Furthermore, people often make health care decisions under duress. The patient has a difficult or painful condition that needs to be resolved ASAP. Even if it were possible to compare prices, taking time in midst of the pain often makes it unrealistic to “shop around.” It is one thing to compare prices for routine physicals or planned elective procedures. It is quite a different thing to be lying in a hospital bed being told you need an emergency heart bypass operation and then to look at three different hospitals and three different doctors to get the best price on the operation.

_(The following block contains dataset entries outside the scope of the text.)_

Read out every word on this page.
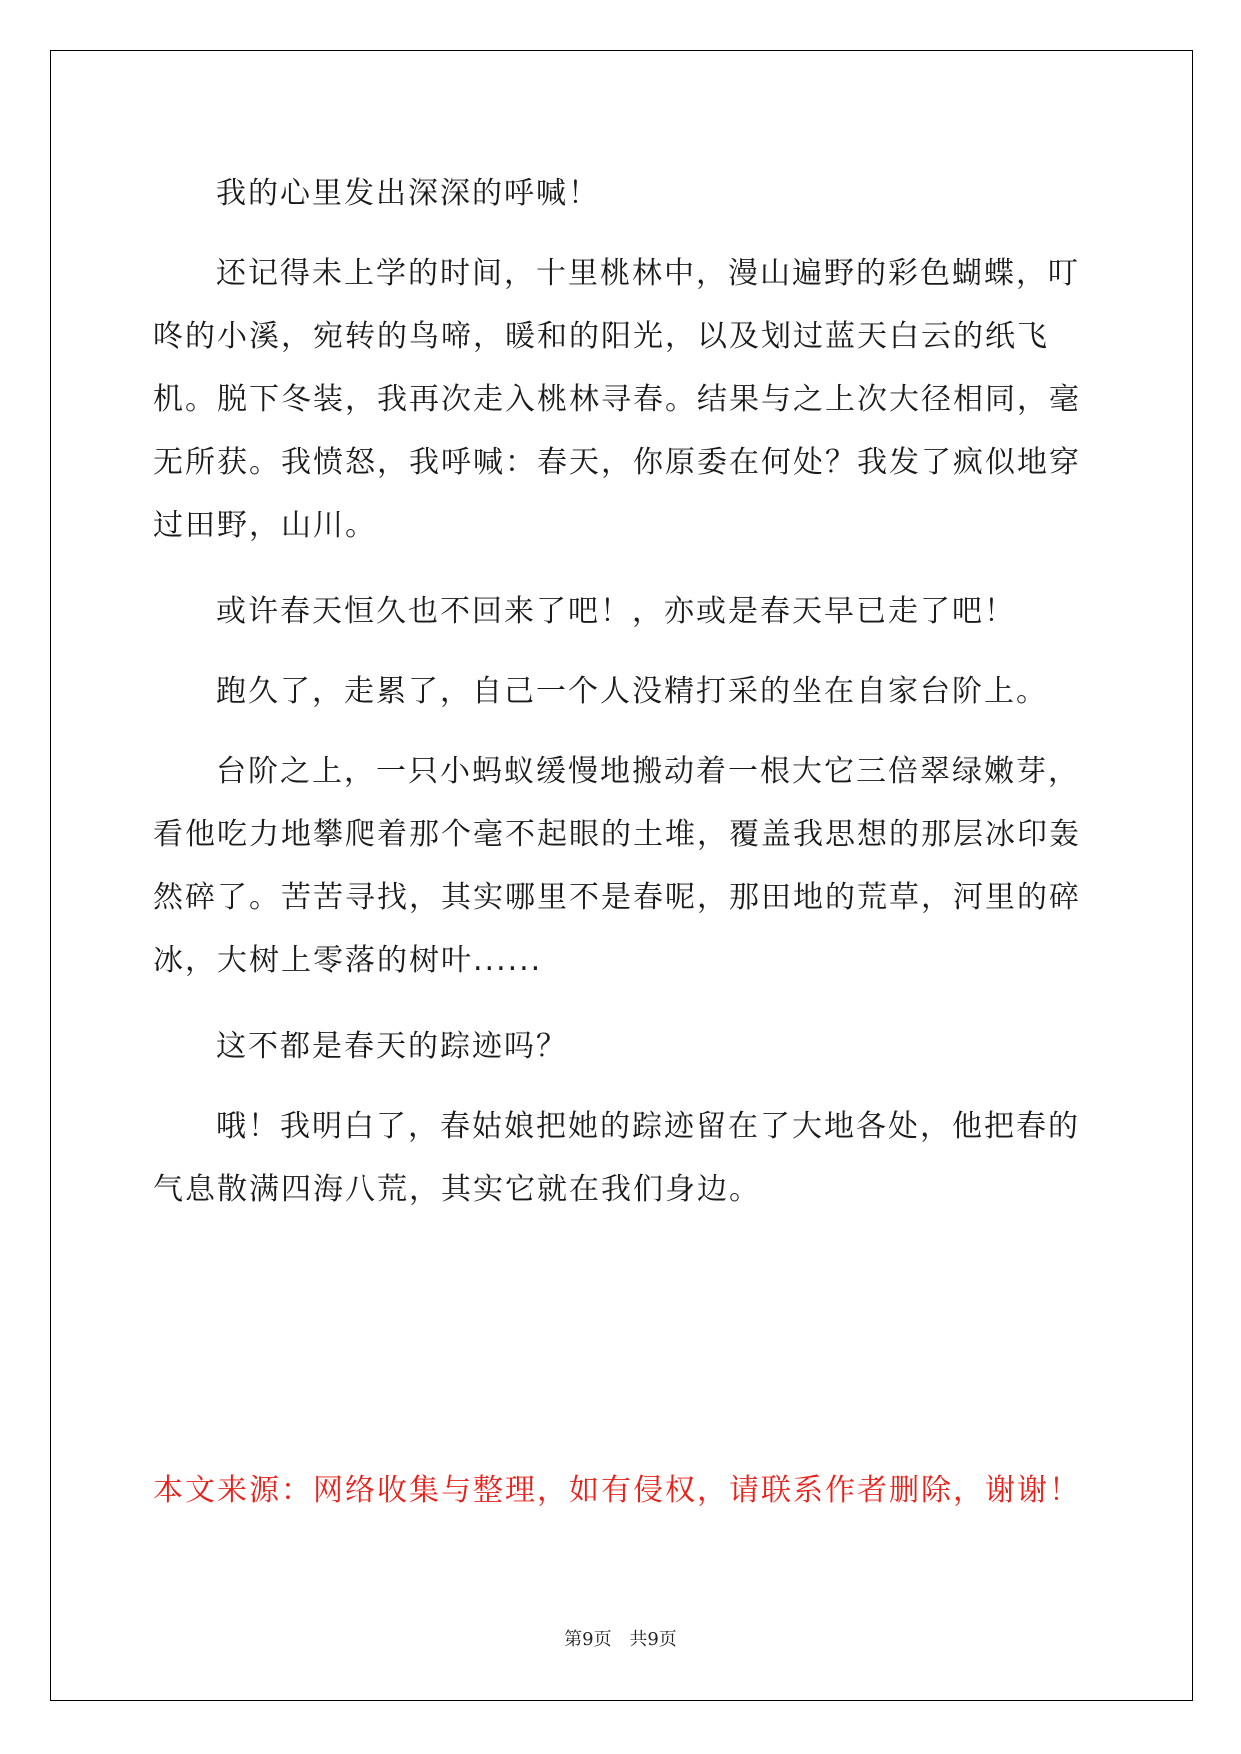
我的心里发出深深的呼喊！

还记得未上学的时间，十里桃林中，漫山遍野的彩色蝴蝶，叮咚的小溪，宛转的鸟啼，暖和的阳光，以及划过蓝天白云的纸飞机。脱下冬装，我再次走入桃林寻春。结果与之上次大径相同，毫无所获。我愤怒，我呼喊：春天，你原委在何处？我发了疯似地穿过田野，山川。

或许春天恒久也不回来了吧！，亦或是春天早已走了吧！

跑久了，走累了，自己一个人没精打采的坐在自家台阶上。

台阶之上，一只小蚂蚁缓慢地搬动着一根大它三倍翠绿嫩芽，看他吃力地攀爬着那个毫不起眼的土堆，覆盖我思想的那层冰印轰然碎了。苦苦寻找，其实哪里不是春呢，那田地的荒草，河里的碎冰，大树上零落的树叶......

这不都是春天的踪迹吗？

哦！我明白了，春姑娘把她的踪迹留在了大地各处，他把春的气息散满四海八荒，其实它就在我们身边。

本文来源：网络收集与整理，如有侵权，请联系作者删除，谢谢！

第9页 共9页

Finally, if health care is a commodity, how do we ensure that everyone can get treatment? How do we prevent a situation where people who can afford health care receive it, and those who cannot afford it either receive substandard care or no care at all—leading to chronic loss of health or even death? It’s not like we’re looking at the difference between a Chevrolet and a Cadillac. Both cars will get you around, one with more comfort and luxury than the other. But cancer treatment is not a luxury—it is an essential. And some cancer treatments are better than others. If I can’t afford the best treatments, does that mean I have to be resigned to an earlier death?

Some people are afraid of the idea of “rationing” health care. This is usually framed as government bureaucrats determining which health treatments will be covered and which will not, and which patients are eligible to receive which treatments. But “rationing” is already going on. It is not the government bureaucrats, but the health insurance bureaucrats who are determining which treatments will be covered and who will receive them. And health care is now being rationed by income, in the sense that the rich or those with good jobs can receive whatever care they want, while the rest of the population are excluded from certain treatments because they cost too much.

I don’t know the answer to solving the health care crisis. I have read some good ideas that could make things better. But until we decide whether health care is a commodity or a right, we will be at loggerheads in trying to fashion a solution. As Christians, I think we need to apply the lens of justice and fairness to proposed solutions. I’m not sure I would want to face the Lord on judgment day after telling a couple, “I’m sorry, we cannot give your seven-year-old daughter treatment for her leukemia because you didn’t come up with the $70,000 it will cost.”

What do you think? How should our Christian values influence our opinion on resolving the health care crisis?